Tuesday news

Today’s news begins with furniture. Tanja is sitting in a chair! Rather a large, complicated chair, for sure, but a chair nonetheless. She couldn’t have done that yesterday, she’s doing it expertly today, and that dynamic, we hope, will be a theme moving forward.

We got to listen in on rounds this morning. You know on the medical dramas how the young doctor presents and the more senior ones listen carefully and make improving comments and the nurse weighs in with a detail that might have been overlooked and everyone is respectful and positive and just radiating competence? It was exactly like that, just calmer and more thorough, since there was no commercial break to consider.

A good deal of what they discussed was incomprehensible, but they seemed pretty satisfied and the very fact they invited us to listen seemed like a good sign.

The nurse practitioner came in just before noon for a neuro check and Tanja proceeded to show off with some pretty impressive elbow bending and thumb circling. Much spontaneously oohing and aahhing from the NP served to underscore the accuracy of Tanja’s baby metaphor. The progress is tiny but it is very exciting to see.

Appetite is up: mashed strawberries and oatmeal! Sleepiness is constant. All these baby parallels are piling up. I predict this one will be a handful when she stops napping:)

They’ve moved Tanja to a new room with a window and it was lovely to see her with the sun on her face. She’ll be there until Friday which is at the outside of the 3 to 5 days they forecast on Saturday.

But here’s the thing about that—underscoring what total lambs we are. She can’t leave the ICU because the bp-raising meds are ICU meds—they can only be administered in this setting. And the team is administering them for the five day max because they see the drugs are working. So this is good.

But one can easily imagine a situation where you’re out of the ICU in three days, congratulating yourself on the speed of your progress. And the docs shrug and wish you well.

There are so many things we don’t know. And it’s happening all around us.

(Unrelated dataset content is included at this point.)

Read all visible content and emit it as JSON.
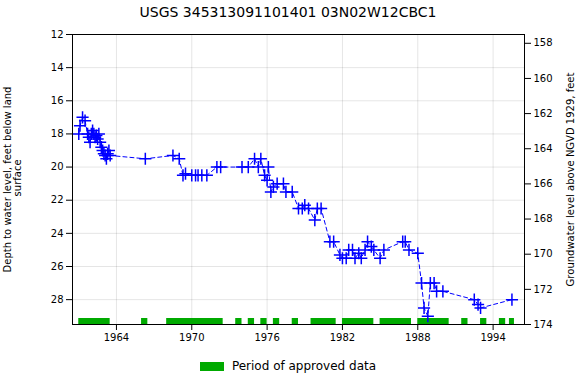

It is said that every tribe needs optimists. The people who are, like, “let’s go eat that wooly mammoth. It’s big, we’re hungry, let’s go.” But they need the pessimist too. The person who says, “what if it comes at you? Maybe bring a spear?”

We are going with optimism. Not because we don’t understand this situation is bad—we get it. But there is no practical downside to optimism and all sorts of real daily and long-term benefits.